J’ai reçu, mardi, un appel téléphonique de Venise qui m’a fait très plaisir. Au bout du fil, Frédéric de Narp, que je connais depuis longtemps et qui n’a pas hésité à interrompre quelques minutes ses vacances pour s’entretenir avec moi. C’est un personnage direct, sans détour, qui s’exprime avec une grande clarté. Il préside, depuis janvier 2010, aux destinées de Harry Winston, comme président et CEO. Il faut l’écouter s’enflammer littéralement lorsqu’il évoque l’avenir de cette maison qui est la quintessence du luxe le plus absolu.

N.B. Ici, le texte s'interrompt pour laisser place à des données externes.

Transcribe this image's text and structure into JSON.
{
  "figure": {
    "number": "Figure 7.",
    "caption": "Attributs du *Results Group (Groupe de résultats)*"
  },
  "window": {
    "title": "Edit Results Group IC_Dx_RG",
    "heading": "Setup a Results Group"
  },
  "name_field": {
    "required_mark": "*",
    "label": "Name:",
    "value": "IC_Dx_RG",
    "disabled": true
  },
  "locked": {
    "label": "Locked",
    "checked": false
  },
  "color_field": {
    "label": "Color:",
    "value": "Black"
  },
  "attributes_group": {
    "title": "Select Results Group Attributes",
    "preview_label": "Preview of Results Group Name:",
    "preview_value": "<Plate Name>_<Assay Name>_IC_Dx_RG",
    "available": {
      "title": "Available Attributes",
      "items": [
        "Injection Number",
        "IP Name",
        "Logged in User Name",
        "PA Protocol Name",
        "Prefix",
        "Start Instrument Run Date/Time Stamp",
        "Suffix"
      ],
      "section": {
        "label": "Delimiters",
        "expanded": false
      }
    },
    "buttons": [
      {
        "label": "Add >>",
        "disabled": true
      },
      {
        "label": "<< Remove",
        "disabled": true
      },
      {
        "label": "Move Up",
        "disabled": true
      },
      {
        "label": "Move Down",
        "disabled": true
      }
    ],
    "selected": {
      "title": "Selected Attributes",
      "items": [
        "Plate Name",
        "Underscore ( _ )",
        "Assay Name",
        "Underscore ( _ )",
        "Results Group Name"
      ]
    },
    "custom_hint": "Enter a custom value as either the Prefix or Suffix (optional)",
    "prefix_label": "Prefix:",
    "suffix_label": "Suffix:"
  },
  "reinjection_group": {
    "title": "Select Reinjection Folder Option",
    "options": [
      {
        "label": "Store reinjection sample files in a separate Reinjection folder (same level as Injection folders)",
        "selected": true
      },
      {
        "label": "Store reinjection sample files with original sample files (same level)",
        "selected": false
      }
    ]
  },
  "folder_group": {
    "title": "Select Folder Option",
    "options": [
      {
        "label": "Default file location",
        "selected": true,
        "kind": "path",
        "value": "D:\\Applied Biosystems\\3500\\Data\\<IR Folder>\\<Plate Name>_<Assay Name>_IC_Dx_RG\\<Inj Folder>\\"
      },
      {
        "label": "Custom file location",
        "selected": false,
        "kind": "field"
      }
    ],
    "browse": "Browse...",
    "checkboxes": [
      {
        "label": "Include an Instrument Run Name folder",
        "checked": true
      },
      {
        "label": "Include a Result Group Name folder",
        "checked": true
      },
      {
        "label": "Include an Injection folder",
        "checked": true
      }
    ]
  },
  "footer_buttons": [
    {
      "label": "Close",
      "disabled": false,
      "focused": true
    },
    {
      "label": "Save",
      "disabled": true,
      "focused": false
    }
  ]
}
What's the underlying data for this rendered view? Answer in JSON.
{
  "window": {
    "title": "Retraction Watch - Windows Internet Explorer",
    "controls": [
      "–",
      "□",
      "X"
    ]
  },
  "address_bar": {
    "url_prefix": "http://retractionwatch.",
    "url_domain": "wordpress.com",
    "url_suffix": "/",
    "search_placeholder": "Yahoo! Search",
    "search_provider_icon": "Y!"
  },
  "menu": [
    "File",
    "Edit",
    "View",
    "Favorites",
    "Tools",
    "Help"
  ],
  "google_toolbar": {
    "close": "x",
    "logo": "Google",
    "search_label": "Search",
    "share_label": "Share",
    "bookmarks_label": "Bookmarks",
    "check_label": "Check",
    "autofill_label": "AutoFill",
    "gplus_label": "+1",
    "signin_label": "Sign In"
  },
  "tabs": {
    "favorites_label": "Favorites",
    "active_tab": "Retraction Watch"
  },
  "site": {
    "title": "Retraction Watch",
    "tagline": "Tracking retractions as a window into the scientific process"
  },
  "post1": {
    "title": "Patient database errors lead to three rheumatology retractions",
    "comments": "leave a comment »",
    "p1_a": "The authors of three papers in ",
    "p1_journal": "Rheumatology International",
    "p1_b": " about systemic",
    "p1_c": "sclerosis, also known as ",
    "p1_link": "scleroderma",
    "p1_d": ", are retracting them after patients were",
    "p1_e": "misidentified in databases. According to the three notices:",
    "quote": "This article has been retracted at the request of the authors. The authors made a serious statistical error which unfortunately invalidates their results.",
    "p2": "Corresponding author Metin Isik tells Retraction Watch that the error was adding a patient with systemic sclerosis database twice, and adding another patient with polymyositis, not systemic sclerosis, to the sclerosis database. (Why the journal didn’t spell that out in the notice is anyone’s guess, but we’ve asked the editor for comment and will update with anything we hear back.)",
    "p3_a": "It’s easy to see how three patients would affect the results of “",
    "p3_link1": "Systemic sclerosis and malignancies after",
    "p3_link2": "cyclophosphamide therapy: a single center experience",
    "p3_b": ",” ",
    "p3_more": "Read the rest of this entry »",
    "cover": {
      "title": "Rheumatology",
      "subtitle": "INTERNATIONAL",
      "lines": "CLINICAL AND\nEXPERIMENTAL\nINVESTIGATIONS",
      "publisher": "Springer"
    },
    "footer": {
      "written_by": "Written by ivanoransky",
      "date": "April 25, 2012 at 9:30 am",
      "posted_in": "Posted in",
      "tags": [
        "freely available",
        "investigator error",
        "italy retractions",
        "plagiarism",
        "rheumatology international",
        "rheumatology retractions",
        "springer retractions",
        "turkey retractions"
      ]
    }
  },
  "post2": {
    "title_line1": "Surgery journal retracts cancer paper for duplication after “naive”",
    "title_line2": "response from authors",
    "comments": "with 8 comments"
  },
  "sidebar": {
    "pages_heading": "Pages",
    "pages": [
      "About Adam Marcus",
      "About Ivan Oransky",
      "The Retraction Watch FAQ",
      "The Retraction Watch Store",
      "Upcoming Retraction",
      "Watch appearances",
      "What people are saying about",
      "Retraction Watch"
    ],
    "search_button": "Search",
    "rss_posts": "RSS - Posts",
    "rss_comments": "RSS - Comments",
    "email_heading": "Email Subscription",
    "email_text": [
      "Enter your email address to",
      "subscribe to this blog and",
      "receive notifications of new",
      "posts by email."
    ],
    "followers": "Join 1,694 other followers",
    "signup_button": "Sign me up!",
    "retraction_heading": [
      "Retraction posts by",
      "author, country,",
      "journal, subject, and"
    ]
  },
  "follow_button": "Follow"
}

Frédéric de Narp. Il est président et CEO d’Harry Winston depuis janvier 2010. © Massimo Sestini
Ce Breton d’origine, qui vit à New York, avec sa femme, Anne-Sophie, et leurs six enfants, s’est formé dans la meilleure des écoles, celle de Cartier. Il y a passé dix-neuf ans, avec beaucoup de plaisir me confie-t-il, apprenant peu à peu les rudiments du métier, de simple vendeur jusqu’au poste de président directeur général de Cartier pour l’Amérique du Nord, en 2005. C’est aussi un homme qui a beaucoup voyagé dans le monde entier et qui a vécu au Japon de 1991 à 1996. Frédéric de Narp a, bien sûr, quitté avec regret Cartier et Bernard Fornas, qui fut un de ses maîtres à penser, et dont il avait fait la connaissance alors qu’il avait 18 ans et faisait un stage chez Guerlain. Mais Bob Giannicott, le président de Harry Winston Diamond Corporation, réussit à le persuader de franchir le pas. Au passage, Frédéric de Narp rend hommage au fondateur, Harry Winston, décédé en 1978, ce génie à l’état pur et ce grand visionnaire, doté d’un immense talent. Ce qui fait qu’il se sent comme un poisson dans l’eau au sein de cette maison qui cultive l’exclusivité dans le domaine de la joaillerie, quand bien même, estime-t-il, la notion de luxe soit beaucoup galvaudée, d’une façon générale. Jusque dans le choix des matériaux, un sujet rarement évoqué, mais qui chez Harry Winston ne se traduit que par or, platine et zalium. Pour les montres compliquées, comme la collection Opus par exemple, plusieurs grands maîtres horlogers sont mis en compétition. Et c’est toujours le meilleur, jusque dans les moindres détails, qui l’emporte.
J’en suis sûr, Frédéric de Narp, si perfectionniste, si sensible, et qui a un grand cœur, maintiendra Harry Winston à son top niveau et le portera même vers de nouveaux sommets.
Chez Zenith, un nouveau tandem vient de voir le jour. Jean- Frédéric Dufour s’est en effet associé à Alain Thébault, l’homme du fameux hydroptère qui a pulvérisé les records de vitesse, allant deux fois plus vite que le vent qui poussait alors ce voilier volant. Une association judicieuse car Zenith va, lui aussi, plus vite que le vent, à sa façon. Chapeau à tous deux! G.T.